FacebookTwitterPinterest Refugees wait to disembark from the Italian Navy vessel Chimera in the harbor of Salerno, Italy. Photograph: Francesco Pecoraro/AP
Stories like these help explain why many African migrants in the north of Libya feel they have no choice but to risk the sea voyage to Europe, even if they don’t have the right to political asylum. Some might have seen Libya as their final destination, somewhere they could make their fortune, and then return home with pride. But with a civil war raging and no one to protect them, most migrants are at risk of kidnap, extortion and forced labour. So they need to leave. But the route back through the desert to Agadez is just as expensive as the Mediterranean voyage, and the risks are similar. Moussa Fofana, a 33-year-old Malian, tried it in August. On the drive to Agadez, his car was ambushed by Libyan youths, and all the money he had saved in Libya was taken. “They were boys with Kalashnikovs who robbed us,” he laughs. “They even took my clothes.”

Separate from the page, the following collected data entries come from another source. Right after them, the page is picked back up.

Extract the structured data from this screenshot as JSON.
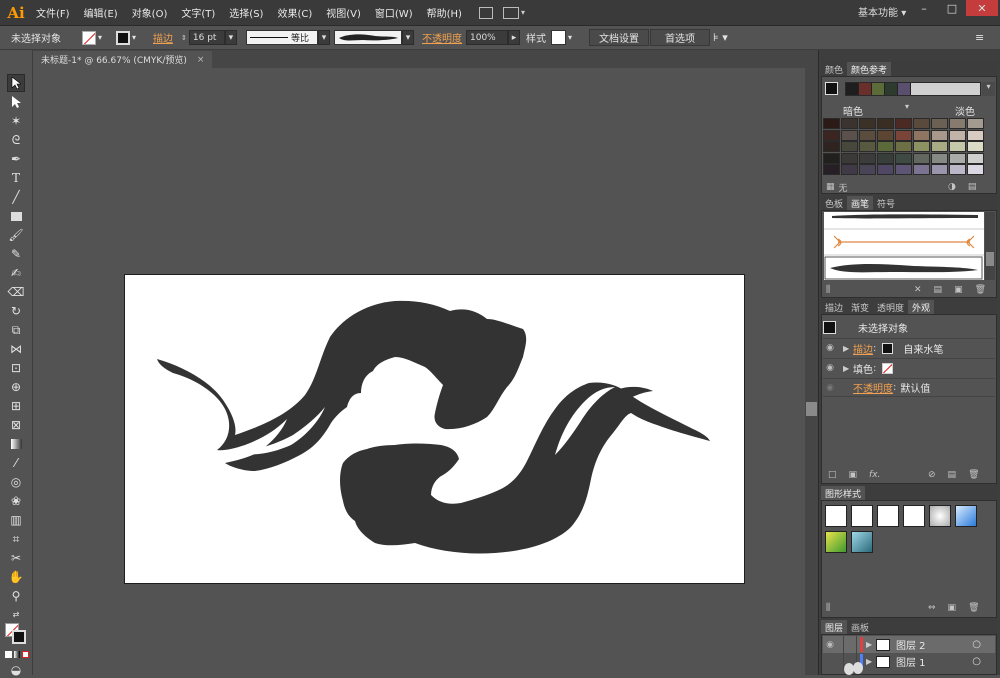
{
  "app": {
    "logo": "Ai",
    "menus": [
      "文件(F)",
      "编辑(E)",
      "对象(O)",
      "文字(T)",
      "选择(S)",
      "效果(C)",
      "视图(V)",
      "窗口(W)",
      "帮助(H)"
    ],
    "workspace": "基本功能",
    "window_controls": [
      "–",
      "□",
      "✕"
    ]
  },
  "control_bar": {
    "selection_label": "未选择对象",
    "stroke_label": "描边",
    "stroke_value": "16 pt",
    "stroke_profile": "等比",
    "opacity_label": "不透明度",
    "opacity_value": "100%",
    "style_label": "样式",
    "doc_setup_button": "文档设置",
    "preferences_button": "首选项"
  },
  "document_tab": {
    "title": "未标题-1* @ 66.67% (CMYK/预览)",
    "close": "×"
  },
  "color_panel": {
    "tabs": [
      "颜色",
      "颜色参考"
    ],
    "dark_label": "暗色",
    "light_label": "淡色",
    "none_label": "无",
    "harmony_colors": [
      "#1e1e1e",
      "#6b2f2b",
      "#5c6b3a",
      "#2c3b2e",
      "#5a4f6e"
    ],
    "grid_colors": [
      [
        "#2b1a16",
        "#3a3330",
        "#3b3127",
        "#3a2d22",
        "#4a2a22",
        "#5a4a3c",
        "#6b6054",
        "#877b70",
        "#a39b90"
      ],
      [
        "#3a2520",
        "#5a514c",
        "#5a4d3d",
        "#5d4533",
        "#7a4438",
        "#8f7462",
        "#a8978a",
        "#c2b3a8",
        "#d8ccc2"
      ],
      [
        "#2f2320",
        "#48473c",
        "#575a3e",
        "#5b6a38",
        "#6d6f45",
        "#8e9161",
        "#a9ab84",
        "#c6c7a8",
        "#dcdcc6"
      ],
      [
        "#22201e",
        "#3b3a38",
        "#3c3c3c",
        "#383f3a",
        "#3f4a44",
        "#62675f",
        "#868a84",
        "#aaaca9",
        "#cfcfcd"
      ],
      [
        "#262026",
        "#3f3a46",
        "#4a4457",
        "#4f4763",
        "#5e5574",
        "#7b7390",
        "#9b95ac",
        "#bcb7c8",
        "#dcd8e3"
      ]
    ]
  },
  "brushes_panel": {
    "tabs": [
      "色板",
      "画笔",
      "符号"
    ]
  },
  "appearance_panel": {
    "tabs": [
      "描边",
      "渐变",
      "透明度",
      "外观"
    ],
    "header": "未选择对象",
    "stroke_label": "描边",
    "stroke_brush": "自来水笔",
    "fill_label": "填色",
    "opacity_label": "不透明度",
    "opacity_value": "默认值",
    "footer_fx": "fx."
  },
  "graphic_styles_panel": {
    "tabs": [
      "图形样式"
    ]
  },
  "layers_panel": {
    "tabs": [
      "图层",
      "画板"
    ],
    "layers": [
      {
        "name": "图层 2",
        "color": "#e04040"
      },
      {
        "name": "图层 1",
        "color": "#4f7fff"
      }
    ]
  }
}
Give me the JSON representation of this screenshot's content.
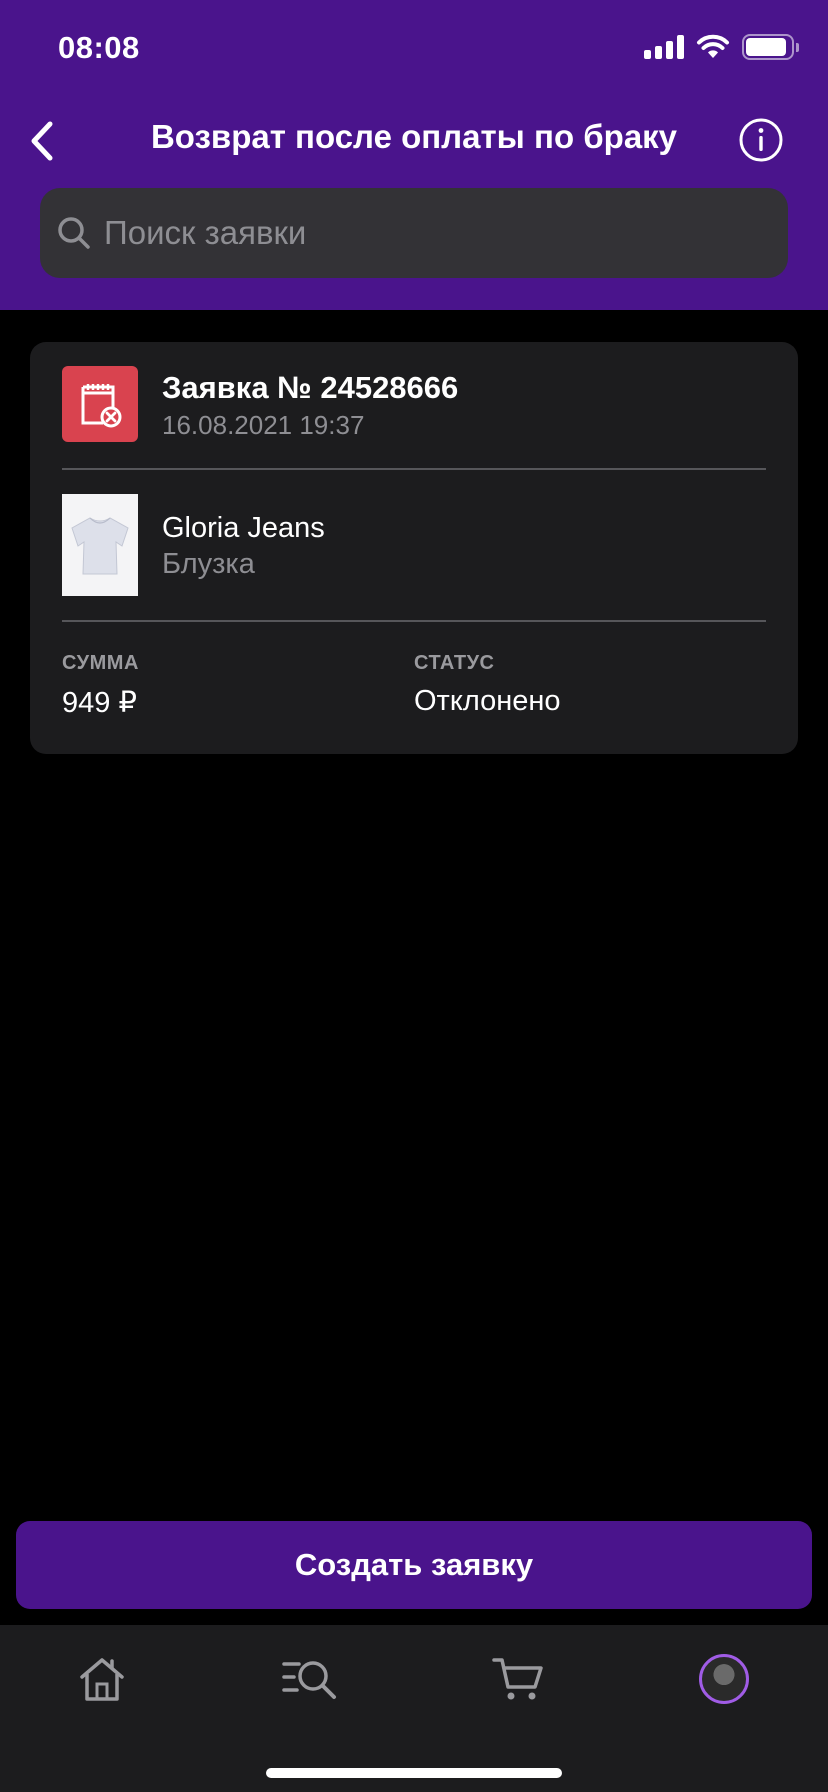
{
  "status_bar": {
    "time": "08:08"
  },
  "header": {
    "title": "Возврат после оплаты по браку"
  },
  "search": {
    "placeholder": "Поиск заявки"
  },
  "request": {
    "title": "Заявка № 24528666",
    "date": "16.08.2021 19:37",
    "brand": "Gloria Jeans",
    "item": "Блузка",
    "amount_label": "СУММА",
    "amount": "949 ₽",
    "status_label": "СТАТУС",
    "status": "Отклонено"
  },
  "create_button": {
    "label": "Создать заявку"
  },
  "tabs": [
    {
      "name": "home",
      "icon": "home-icon"
    },
    {
      "name": "catalog",
      "icon": "catalog-search-icon"
    },
    {
      "name": "cart",
      "icon": "cart-icon"
    },
    {
      "name": "profile",
      "icon": "avatar"
    }
  ],
  "colors": {
    "accent": "#4a148c",
    "card": "#1c1c1e",
    "request_icon_bg": "#d9434f",
    "avatar_ring": "#a05ce6"
  }
}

Back in the bus station, Mahamadou cites this kind of desperation to show why Europe’s current attitude to migration is short-sighted. Individual countries are building fences here, fences there, he says. But such local responses don’t really acknowledge the broader, global causes of migration – factors which become more apparent when you visit Agadez. “A fence, even an electrified fence, won’t stop migration,” argues Mahamadou. “These people are suffering, and they will travel anywhere where they can find a better life.”
Mahamadou’s passengers are mostly so-called economic migrants whom European politicians heading for Malta hope to deter from Europe with the threat of swift deportation. But if the migrants’ rhetoric is a guide, it will take more than that threat to stop them from attempting the journey. Joel Gomez, one of Mahamadou’s passengers in the bus station, says Europe’s duty is to repay centuries of colonialism by welcoming the unemployed of Africa.
“The white man arrived in Africa by sea without a visa,” says the Cameroonian. “And we have learned to travel from the white man.”